The Seattle Times just last week published an article by a local theater leader titled “We must invest in affordable, accessible arts spaces” that would be a good article for this purpose. The Seattle Department of Transportation is seeking input from musicians, and the Office of Labor Standards is hosting an event to educate and support gig workers.
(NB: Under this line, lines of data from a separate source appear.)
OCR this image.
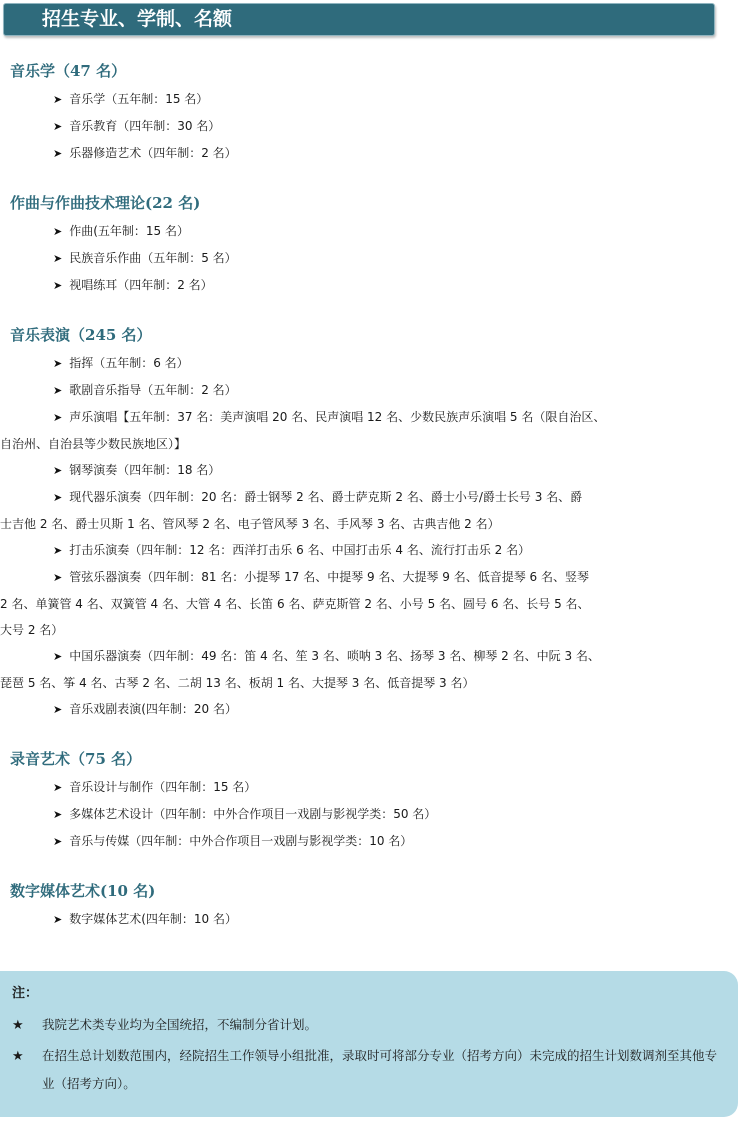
招生专业、学制、名额
音乐学（47 名）
➤ 音乐学（五年制：15 名）
➤ 音乐教育（四年制：30 名）
➤ 乐器修造艺术（四年制：2 名）
作曲与作曲技术理论(22 名)
➤ 作曲(五年制：15 名）
➤ 民族音乐作曲（五年制：5 名）
➤ 视唱练耳（四年制：2 名）
音乐表演（245 名）
➤ 指挥（五年制：6 名）
➤ 歌剧音乐指导（五年制：2 名）
➤ 声乐演唱【五年制：37 名：美声演唱 20 名、民声演唱 12 名、少数民族声乐演唱 5 名（限自治区、
自治州、自治县等少数民族地区）】
➤ 钢琴演奏（四年制：18 名）
➤ 现代器乐演奏（四年制：20 名：爵士钢琴 2 名、爵士萨克斯 2 名、爵士小号/爵士长号 3 名、爵
士吉他 2 名、爵士贝斯 1 名、管风琴 2 名、电子管风琴 3 名、手风琴 3 名、古典吉他 2 名）
➤ 打击乐演奏（四年制：12 名：西洋打击乐 6 名、中国打击乐 4 名、流行打击乐 2 名）
➤ 管弦乐器演奏（四年制：81 名：小提琴 17 名、中提琴 9 名、大提琴 9 名、低音提琴 6 名、竖琴
2 名、单簧管 4 名、双簧管 4 名、大管 4 名、长笛 6 名、萨克斯管 2 名、小号 5 名、圆号 6 名、长号 5 名、
大号 2 名）
➤ 中国乐器演奏（四年制：49 名：笛 4 名、笙 3 名、唢呐 3 名、扬琴 3 名、柳琴 2 名、中阮 3 名、
琵琶 5 名、筝 4 名、古琴 2 名、二胡 13 名、板胡 1 名、大提琴 3 名、低音提琴 3 名）
➤ 音乐戏剧表演(四年制：20 名）
录音艺术（75 名）
➤ 音乐设计与制作（四年制：15 名）
➤ 多媒体艺术设计（四年制：中外合作项目一戏剧与影视学类：50 名）
➤ 音乐与传媒（四年制：中外合作项目一戏剧与影视学类：10 名）
数字媒体艺术(10 名)
➤ 数字媒体艺术(四年制：10 名）
注：
★ 我院艺术类专业均为全国统招，不编制分省计划。
★ 在招生总计划数范围内，经院招生工作领导小组批准，录取时可将部分专业（招考方向）未完成的招生计划数调剂至其他专业（招考方向）。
The final lesson plan works in conjunction with the previous one, and it involves looking at local laws that govern where people can live, work, and relax. The University of Washington hosts a Seattle Civil Rights and Labor History project that includes links to samples of racial restrictive covenants, zoning ordinances, and other laws that specify who can live where. I know that similar sites exist for other cities as well. I ask students to look up their neighborhood (or one close to them), peruse the maps, and to read the language in the property deeds. For example, one that I found close to where I live reads as follows: “No person of any race other than the White or Caucasian race shall use or occupy any building or any lot, except that this Covenant shall not prevent occupancy by domestic servants of a different race domiciled with an owner or tenant” (and this was in force during at least the 1940s). Furthermore, laws like Seattle’s 1985 Teen Dance Ordinance made it difficult for young people to go to local music venues. The laws required younger patrons to be chaperoned, for clubs to carry $1 million-dollar insurance premiums and to have two off-duty police officers on the premises. The rationale of course was that rap concerts were more likely to be accompanied by violence, drugs, and other crime. These laws made it cost-prohibitive for many venues to host rap acts, which shifted the dynamics of the city’s music scene. These laws are inextricably linked with how we define race and their study reveals a good deal about racial dynamics in the community.
To recap: if we intend to be antiracist in our study and pedagogy of rap music, it’s imperative for us to engage with the local music community. Assignments like this provide students the opportunity to connect with artists and potentially create their own chronicle of the local music scene. In my experience, many local artists are very willing to engage on social media and I’ve invited a few of them to come and speak to my class. By its very nature, rap music is local and current which makes it an ideal medium for understanding race in our community: as Chuck D famously claimed, rap music is the Black community’s CNN. Paying attention to the local rap scene is mutually beneficial: it helps to sustain the art scene and increases student understanding of how race shapes the history of their local area.